Nascido em Botucatu, em 2 de dezembro de 1934, Clóvis Chiaradia era filho de Thereza Gonçalves da Cunha e de Orlando Chiaradia, este descendente de imigrantes italianos. Em 1940, ainda menino, mudou-se com a família para Ourinhos, onde seu pai e o tio, Silvano Chiaradia, fundaram a Indústria Gráfica Chiaradia. A perda precoce do pai, em 1946, o levou de volta a Botucatu, onde iniciou os estudos como interno no Seminário Menor Diocesano. Posteriormente, concluiu o ensino ginasial na capital paulista, no Colégio Estadual Presidente Roosevelt.
Na efervescente São Paulo dos anos 50, trabalhou como revisor na Folha de São Paulo, onde conviveu de perto com as palavras — talvez uma semente silenciosa do amor que mais tarde germinaria pela linguagem indígena. Chegou a iniciar o curso de Geologia na Universidade de São Paulo, mas sua trajetória tomaria novos rumos. Em 1959, mudou-se para Curitiba e ingressou no curso de Medicina da Universidade Federal do Paraná (UFPR). Lá também começou a estudar alemão no Goethe-Institut, onde conheceu sua companheira de vida, Heid Litzinger, estudante de História Natural. Casaram-se em 1965, em Castro, e estabeleceram residência em Ourinhos, cidade onde construíram sua família e criaram três filhos.
Como médico, Clóvis dedicou mais de cinco décadas à escuta atenta e ao cuidado com o outro, exercendo sua profissão até se aposentar, em 2017. Também foi um homem público comprometido: atuou como vice-prefeito (1983–1988), prefeito de Ourinhos (1989–1992) e novamente vice-prefeito em 1996. Sua gestão foi marcada por projetos sociais de impacto, como a construção de casas populares, a criação da Secretaria da Educação e a oficialização do Hino Municipal.

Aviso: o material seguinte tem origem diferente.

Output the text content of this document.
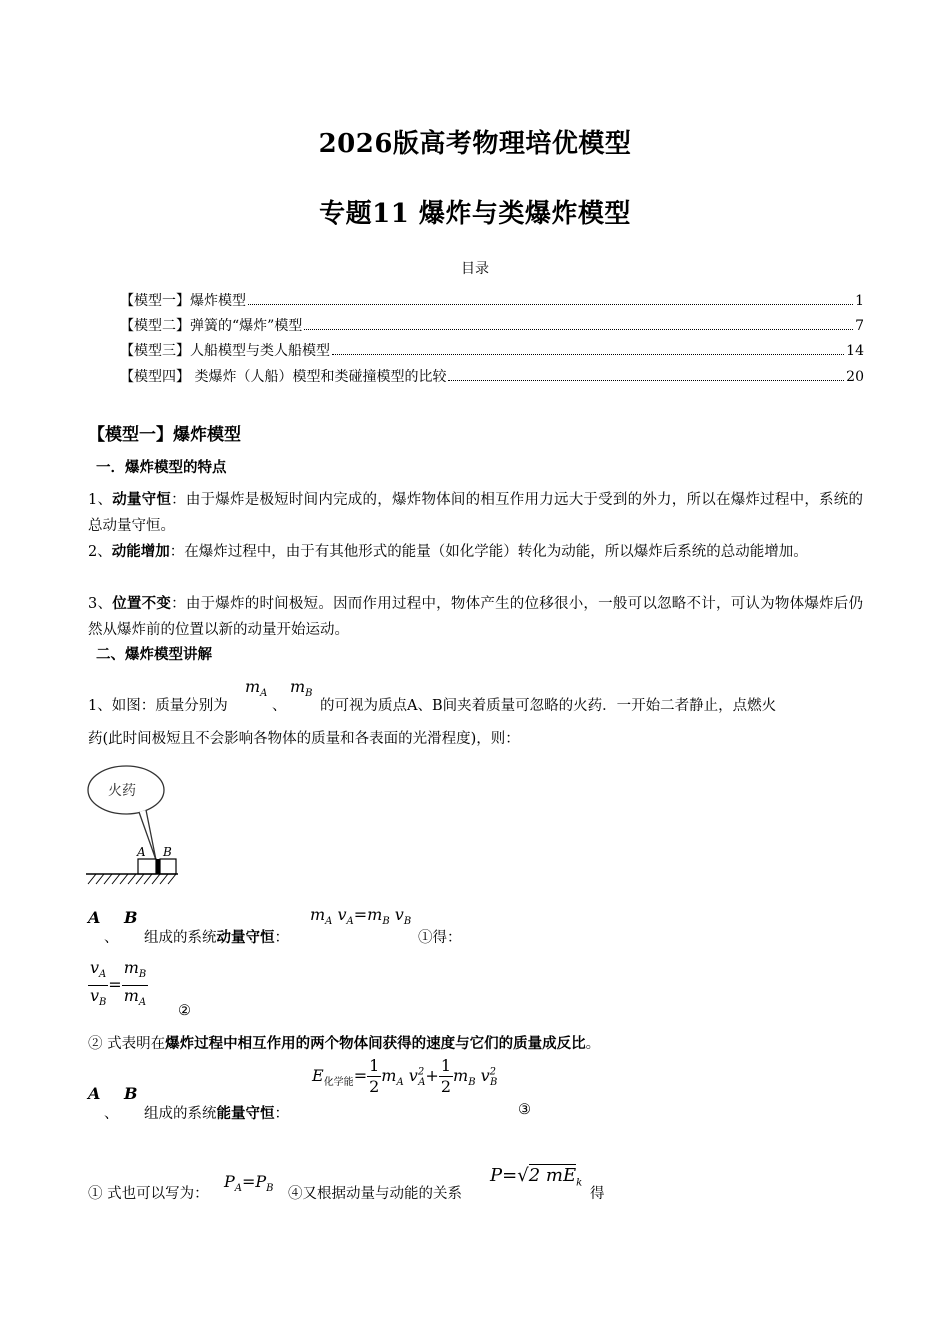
2026版高考物理培优模型
专题11 爆炸与类爆炸模型
目录
【模型一】爆炸模型	1
【模型二】弹簧的“爆炸”模型	7
【模型三】人船模型与类人船模型	14
【模型四】 类爆炸（人船）模型和类碰撞模型的比较	20
【模型一】爆炸模型
一．爆炸模型的特点
1、动量守恒：由于爆炸是极短时间内完成的，爆炸物体间的相互作用力远大于受到的外力，所以在爆炸过程中，系统的总动量守恒。
2、动能增加：在爆炸过程中，由于有其他形式的能量（如化学能）转化为动能，所以爆炸后系统的总动能增加。
3、位置不变：由于爆炸的时间极短。因而作用过程中，物体产生的位移很小，一般可以忽略不计，可认为物体爆炸后仍然从爆炸前的位置以新的动量开始运动。
二、爆炸模型讲解
1、如图：质量分别为
$m_A$
、
$m_B$
的可视为质点A、B间夹着质量可忽略的火药．一开始二者静止，点燃火
药(此时间极短且不会影响各物体的质量和各表面的光滑程度)，则：
火药
A B
A B
、 组成的系统动量守恒：
$m_A$ $v_A=m_B$ $v_B$
①得：
$\frac{v_A}{v_B} = \frac{m_B}{m_A}$ ②
② 式表明在爆炸过程中相互作用的两个物体间获得的速度与它们的质量成反比。
A B
、 组成的系统能量守恒：
$E_{化学能}= \frac{1}{2} m_A$ $v^2_A+ \frac{1}{2} m_B$ $v^2_B$
③
① 式也可以写为：
$P_A=P_B$ ④又根据动量与动能的关系
P=√2 $mE_k$
得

Mas foi no silêncio da pesquisa, longe dos holofotes, que Clóvis cultivou uma de suas mais profundas missões:
reaproximar-se de suas raízes e da história do território em que vivia. A partir da década de 1970, iniciou uma longa e minuciosa investigação sobre as palavras de origem indígena, especialmente do tronco Tupi-Guarani, predominante no interior paulista e em grande parte do Brasil. Essa jornada de escuta e resgate culminou, em 2008, na publicação do Dicionário de Palavras Brasileiras de Origem Indígena, com mais de 30 mil verbetes que revelam a riqueza da fauna, da flora, dos rios, das cidades e das paisagens nomeadas por saberes ancestrais.
A obra foi lançada com destaque na Bienal do Livro de São Paulo e também em Ourinhos, em solenidade da Câmara Municipal, ocasião em que Clóvis recebeu o título de Cidadão Ourinhense — uma homenagem simbólica a quem tanto se dedicou a honrar a terra que o acolheu.
Clóvis Chiaradia faleceu em Bauru, em 14 de agosto de 2021, aos 86 anos. Sua trajetória permanece viva não apenas na memória de quem o conheceu, mas nas palavras que ele ajudou a preservar — pontes entre passado e presente, raízes que ainda falam conosco.
LEGADO
Mais do que um dicionário, sua obra nos deixou um chamado: o de seguir escutando, pesquisando e valorizando a sabedoria dos povos originários. Seu trabalho semeou o desejo de continuidade — de estreitar os laços com as etnias que ainda hoje mantêm viva a língua do tronco Tupi-Guarani e Macro Gê especialmente aquelas mais próximas da região sudeste e do interior paulista.
Com esse espírito nasceu o projeto Peabiru Caminhos, um site dedicado a ser canal de conexão entre o público não indígena — especialmente aquele que busca reencontrar sua ancestralidade — e os povos indígenas que vivem hoje em suas comunidades e territórios. A proposta é ampliar o conhecimento sobre as línguas indígenas em sua diversidade, fortalecer vínculos e criar pontes entre os “parentes” urbanos e os que permanecem diretamente ligados à terra e à tradição. A fim de fortalecer a causa de enfrentamento ao apagamento da cultura e o Direito social, histórico e político de permanecer em seus territórios de origem.